Мужчина, который затем появился в комнате, превзошел все наши ожидания. Вильгельм Форфар, могучий, огромный, из которого, как мы позднее говорили, с легкостью можно было бы сделать двоих. Наши руки по очереди исчезали в его правой лапище. Мы озабоченно следили, как он усаживался в самое обычное кресло. Массивная голова, покрытая почти белым ежиком волос, казалась маловата для такого туловища, лицо апоплексически-красное, водянисто-голубые глаза, спрятанные за мясистыми выступами щек. Этот человек не боялся сказать правду. Н-да, продать, конечно, придется, он стареет, а смотреть, как усадьба разваливается, он ни под каким видом не желает. Грубый чурбан, думали мы, но и жалко его было, когда чуть надтреснутым голосом он сказал, эта, мол, усадьба принадлежит семье Форфар пять веков. Ничего себе, сказал Антонис — и не покривил душой. В ходе неспешного обмена вопросами и уклончивыми ответами, в обрывках разговоров и намеках, пока мы прихлебывали домашний черносмородиновый шнапс, выяснилось, что в начале пятидесятых Вильгельм Форфар в числе последних прекратил сопротивление кооперативам; что он так и не смог примириться с утратой собственности, а главное, с проистекавшей отсюда утратой уважения, так и не смог пережить, что у него отняли право распоряжаться землей и людьми. Властолюбец, подумали мы. Работяга. Представитель исчезнувшего вида, внушавший нам робость. Вильгельм Форфар работал в окружном центре на бойне, с тех пор как много лет назад окончательно рассорился с кооперативом. И вообще, он чуть ли не со всеми был на ножах. Когда он показывал нам дом, мы заметили, что он не щадил и жену, которая была двадцатью годами моложе и везла на себе прорву работы во дворе, в доме и в саду. Угу, жена моя, она все тут и делает. Мы не скупились на похвалы, а у самих скулы сводило. Вильгельм Форфар сообщил, что год-другой назад устроил ванну и центральное отопление. Для жены. Чтоб полегче ей было. Луиза посмотрела на Эллен. Этот чурбан боялся потерять на старости лет молодую жену и кафельной ванной выразил свой страх и мольбу не бросать его — иначе он не умел. Госпожа Форфар в это время стирала в большой, дочиста вылизанной, вымощенной кирпичом кухне. Раньше, сказала она, здесь обедали человек десять — пятнадцать, а теперь обычно я одна. Боязно ведь. Вы, может, видали здоровенный огород, сплошь засаженный, как всегда. Для кого только… И по ночам я все больше одна, муж-то частенько в позднюю смену работает. А уж как он выдержит переезд…

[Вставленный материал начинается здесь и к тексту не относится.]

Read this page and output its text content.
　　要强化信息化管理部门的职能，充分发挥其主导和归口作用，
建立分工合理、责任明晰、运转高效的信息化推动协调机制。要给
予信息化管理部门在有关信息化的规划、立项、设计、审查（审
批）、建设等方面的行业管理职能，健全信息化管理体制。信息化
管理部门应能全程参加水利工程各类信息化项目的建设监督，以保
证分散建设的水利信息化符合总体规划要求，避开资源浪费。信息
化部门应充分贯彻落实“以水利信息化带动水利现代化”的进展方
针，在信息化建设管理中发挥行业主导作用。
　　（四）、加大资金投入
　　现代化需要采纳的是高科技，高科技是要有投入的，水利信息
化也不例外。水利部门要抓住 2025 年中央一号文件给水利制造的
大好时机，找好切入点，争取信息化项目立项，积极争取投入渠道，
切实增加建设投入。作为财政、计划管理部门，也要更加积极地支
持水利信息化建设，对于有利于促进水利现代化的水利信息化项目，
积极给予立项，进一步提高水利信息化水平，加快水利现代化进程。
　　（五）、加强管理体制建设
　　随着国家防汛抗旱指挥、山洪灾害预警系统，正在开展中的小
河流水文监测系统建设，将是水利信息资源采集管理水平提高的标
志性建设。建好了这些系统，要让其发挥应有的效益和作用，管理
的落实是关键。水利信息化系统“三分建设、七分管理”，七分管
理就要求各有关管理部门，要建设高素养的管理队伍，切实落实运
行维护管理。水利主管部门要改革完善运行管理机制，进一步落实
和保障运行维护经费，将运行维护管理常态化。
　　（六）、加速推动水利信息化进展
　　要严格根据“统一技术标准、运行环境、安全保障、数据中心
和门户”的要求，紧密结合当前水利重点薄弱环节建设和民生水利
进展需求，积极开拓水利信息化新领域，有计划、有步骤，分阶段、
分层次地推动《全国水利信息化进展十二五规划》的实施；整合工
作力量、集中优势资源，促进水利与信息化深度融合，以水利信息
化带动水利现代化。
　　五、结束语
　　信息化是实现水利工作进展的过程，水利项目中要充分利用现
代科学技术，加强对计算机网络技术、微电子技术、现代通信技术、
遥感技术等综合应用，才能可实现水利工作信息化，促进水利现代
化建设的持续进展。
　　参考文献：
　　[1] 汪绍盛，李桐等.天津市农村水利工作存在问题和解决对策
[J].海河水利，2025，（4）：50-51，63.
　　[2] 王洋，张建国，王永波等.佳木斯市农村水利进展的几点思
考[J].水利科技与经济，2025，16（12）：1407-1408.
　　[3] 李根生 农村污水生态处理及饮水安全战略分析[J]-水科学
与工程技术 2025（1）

Так вот, он не выдержал. Еще до переезда, спустя неделю-другую после нашего визита, он умер в больнице от инфаркта. Цену за усадьбу Форфар якобы запросил до смешного низкую, но, когда мы опять стояли во дворе и его жена не слышала нас, он сказал, что, скорей всего, продаст какой-нибудь молодой семье, которая станет работать в кооперативе. Тут все по закону. Нам бы клааровский дом посмотреть, в нем уж месяца три никто не живет. Он объяснил, как туда добраться. При всей грубости и бесцеремонности, почувствовали мы, в нем еще уцелела толика великодушия. Когда мы, отъехав на порядочное расстояние, оглянулись, усадьба ярким пятном проступала среди зелени. Объемная, как бы вырезанная из пейзажа, выдвинутая на передний план. С четкими контурами. Будто выставленная напоказ кому-то, в последний раз. Старый Форфар быстро ушел в дом.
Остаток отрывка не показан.